Besides traditional therapy, many other treatment methods have been studied. These methods include retinoids, immunosuppressants, monoclonal antibodies (imatinib), antiallergenic drugs (suplatast tosilate and cetirizine), leukotriene-receptor blocker (panlukast), and pentoxifylline [15] with variable effect [11].

4. Conclusions

Kimura’s Disease is a chronic benign inflammatory condition endemic to Asians. The case presented in this paper is an exceptional case described in a Caucasian female (Polish). Other than the rarity of this disease in the Caucasian population, to the best of our knowledge, it is the second case reported in Poland so far. If not properly diagnosed, the cervical lymphadenopathy in Kimura’s disease may be initially mistaken for a malignancy. However, due to a well-obtained clinical history and histopathologic awareness a proper diagnosis had been established in that case. Our patient has been asymptomatic for the last 18 months without any relapse.

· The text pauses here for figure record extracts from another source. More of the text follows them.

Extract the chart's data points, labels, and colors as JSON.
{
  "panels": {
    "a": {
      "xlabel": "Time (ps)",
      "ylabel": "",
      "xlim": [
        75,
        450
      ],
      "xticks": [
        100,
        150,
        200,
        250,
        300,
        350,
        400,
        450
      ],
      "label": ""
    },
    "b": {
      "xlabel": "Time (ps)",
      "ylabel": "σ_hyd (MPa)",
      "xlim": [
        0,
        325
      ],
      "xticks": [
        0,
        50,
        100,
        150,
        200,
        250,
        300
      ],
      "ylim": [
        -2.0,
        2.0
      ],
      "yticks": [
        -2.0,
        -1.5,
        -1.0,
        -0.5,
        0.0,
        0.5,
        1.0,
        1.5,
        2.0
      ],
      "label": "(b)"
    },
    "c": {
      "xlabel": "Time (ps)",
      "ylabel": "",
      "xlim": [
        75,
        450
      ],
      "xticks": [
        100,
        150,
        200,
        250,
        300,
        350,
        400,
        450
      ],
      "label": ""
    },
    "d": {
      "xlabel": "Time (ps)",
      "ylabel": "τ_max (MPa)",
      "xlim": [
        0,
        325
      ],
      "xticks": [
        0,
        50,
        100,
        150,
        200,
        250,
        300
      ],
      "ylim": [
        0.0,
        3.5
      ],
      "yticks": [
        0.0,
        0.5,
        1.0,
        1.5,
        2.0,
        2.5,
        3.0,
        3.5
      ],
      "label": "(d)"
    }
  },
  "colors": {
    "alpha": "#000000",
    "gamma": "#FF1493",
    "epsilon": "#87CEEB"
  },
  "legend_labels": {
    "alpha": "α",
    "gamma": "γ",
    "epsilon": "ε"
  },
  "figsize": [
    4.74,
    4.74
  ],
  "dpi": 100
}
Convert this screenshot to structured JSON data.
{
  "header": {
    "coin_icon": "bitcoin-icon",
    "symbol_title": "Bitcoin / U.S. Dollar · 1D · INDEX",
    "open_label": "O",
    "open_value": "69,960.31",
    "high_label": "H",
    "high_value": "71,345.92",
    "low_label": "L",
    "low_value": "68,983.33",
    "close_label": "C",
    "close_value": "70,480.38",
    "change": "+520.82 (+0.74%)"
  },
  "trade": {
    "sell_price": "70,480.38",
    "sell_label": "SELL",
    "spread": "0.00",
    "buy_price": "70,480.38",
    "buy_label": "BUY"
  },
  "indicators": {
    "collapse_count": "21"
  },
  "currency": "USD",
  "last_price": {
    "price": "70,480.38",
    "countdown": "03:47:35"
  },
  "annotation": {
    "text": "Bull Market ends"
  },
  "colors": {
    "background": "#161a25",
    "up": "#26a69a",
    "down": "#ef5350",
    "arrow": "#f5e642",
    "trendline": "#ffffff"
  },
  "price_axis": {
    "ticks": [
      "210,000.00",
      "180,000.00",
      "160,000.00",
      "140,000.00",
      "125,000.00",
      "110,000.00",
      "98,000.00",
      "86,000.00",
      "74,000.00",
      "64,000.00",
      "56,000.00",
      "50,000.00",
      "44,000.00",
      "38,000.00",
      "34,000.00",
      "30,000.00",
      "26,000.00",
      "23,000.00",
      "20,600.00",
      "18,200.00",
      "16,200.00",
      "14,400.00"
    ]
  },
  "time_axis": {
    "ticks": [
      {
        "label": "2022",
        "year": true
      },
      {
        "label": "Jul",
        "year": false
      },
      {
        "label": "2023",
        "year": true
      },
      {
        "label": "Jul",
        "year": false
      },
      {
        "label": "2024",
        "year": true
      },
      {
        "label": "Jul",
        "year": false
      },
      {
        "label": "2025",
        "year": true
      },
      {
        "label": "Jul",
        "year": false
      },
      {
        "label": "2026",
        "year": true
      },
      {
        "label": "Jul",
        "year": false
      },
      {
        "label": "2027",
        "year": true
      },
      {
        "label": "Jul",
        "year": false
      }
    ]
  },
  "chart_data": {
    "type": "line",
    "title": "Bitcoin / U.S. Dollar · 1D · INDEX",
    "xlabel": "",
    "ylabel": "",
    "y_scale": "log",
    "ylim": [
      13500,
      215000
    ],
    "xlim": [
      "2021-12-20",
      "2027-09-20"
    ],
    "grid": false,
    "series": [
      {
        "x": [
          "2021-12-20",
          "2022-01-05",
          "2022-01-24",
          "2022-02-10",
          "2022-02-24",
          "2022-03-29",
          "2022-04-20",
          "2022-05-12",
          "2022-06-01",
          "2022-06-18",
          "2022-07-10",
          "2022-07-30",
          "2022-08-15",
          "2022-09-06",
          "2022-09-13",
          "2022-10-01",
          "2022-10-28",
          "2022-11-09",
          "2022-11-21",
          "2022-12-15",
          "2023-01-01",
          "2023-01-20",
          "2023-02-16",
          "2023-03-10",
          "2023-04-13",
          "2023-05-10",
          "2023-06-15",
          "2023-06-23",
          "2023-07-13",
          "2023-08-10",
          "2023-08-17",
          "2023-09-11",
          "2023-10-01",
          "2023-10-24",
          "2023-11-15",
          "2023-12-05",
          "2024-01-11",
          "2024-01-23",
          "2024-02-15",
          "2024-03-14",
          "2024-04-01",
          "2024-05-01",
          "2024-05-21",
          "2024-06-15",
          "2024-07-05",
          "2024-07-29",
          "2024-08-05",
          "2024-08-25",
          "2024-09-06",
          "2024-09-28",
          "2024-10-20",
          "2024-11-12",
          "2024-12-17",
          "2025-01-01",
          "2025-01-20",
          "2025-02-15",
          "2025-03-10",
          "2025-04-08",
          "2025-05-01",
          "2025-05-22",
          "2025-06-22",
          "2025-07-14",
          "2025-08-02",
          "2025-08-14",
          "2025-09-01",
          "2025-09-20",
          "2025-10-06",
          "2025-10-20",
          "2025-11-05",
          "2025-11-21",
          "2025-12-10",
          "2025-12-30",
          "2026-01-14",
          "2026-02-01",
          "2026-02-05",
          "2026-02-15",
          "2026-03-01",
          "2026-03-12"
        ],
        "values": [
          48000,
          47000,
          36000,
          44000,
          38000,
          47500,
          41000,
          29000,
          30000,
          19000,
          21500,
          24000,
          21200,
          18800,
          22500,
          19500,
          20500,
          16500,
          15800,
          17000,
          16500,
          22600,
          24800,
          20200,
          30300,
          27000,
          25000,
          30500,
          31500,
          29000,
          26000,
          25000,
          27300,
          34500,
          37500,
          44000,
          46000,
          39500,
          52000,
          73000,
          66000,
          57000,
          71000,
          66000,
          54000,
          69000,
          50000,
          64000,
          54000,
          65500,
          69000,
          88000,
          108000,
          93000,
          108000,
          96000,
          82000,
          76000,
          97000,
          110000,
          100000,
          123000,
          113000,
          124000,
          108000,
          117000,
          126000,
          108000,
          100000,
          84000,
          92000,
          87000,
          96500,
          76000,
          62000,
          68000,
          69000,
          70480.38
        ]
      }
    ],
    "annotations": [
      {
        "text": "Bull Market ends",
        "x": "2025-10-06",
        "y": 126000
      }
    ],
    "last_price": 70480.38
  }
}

ALHE: Angiolymphoid hyperplasia with eosinophilia
CT: Computed tomography
Gy: The gray, SI derived unit
IgE: Immunoglobulin E
IgG: Immunoglobulin G
IgM: Immunoglobulin M
KD: Kimura’s disease
MRI: Magnetic resonance imaging
USG: Ultrasound imaging.


Written informed consent was obtained from the patient for publication of this case report and any accompanying images. A copy of the written consent is available for review.

Conflict of Interests

The authors declare that there is no conflict of interests regarding the publication of this paper.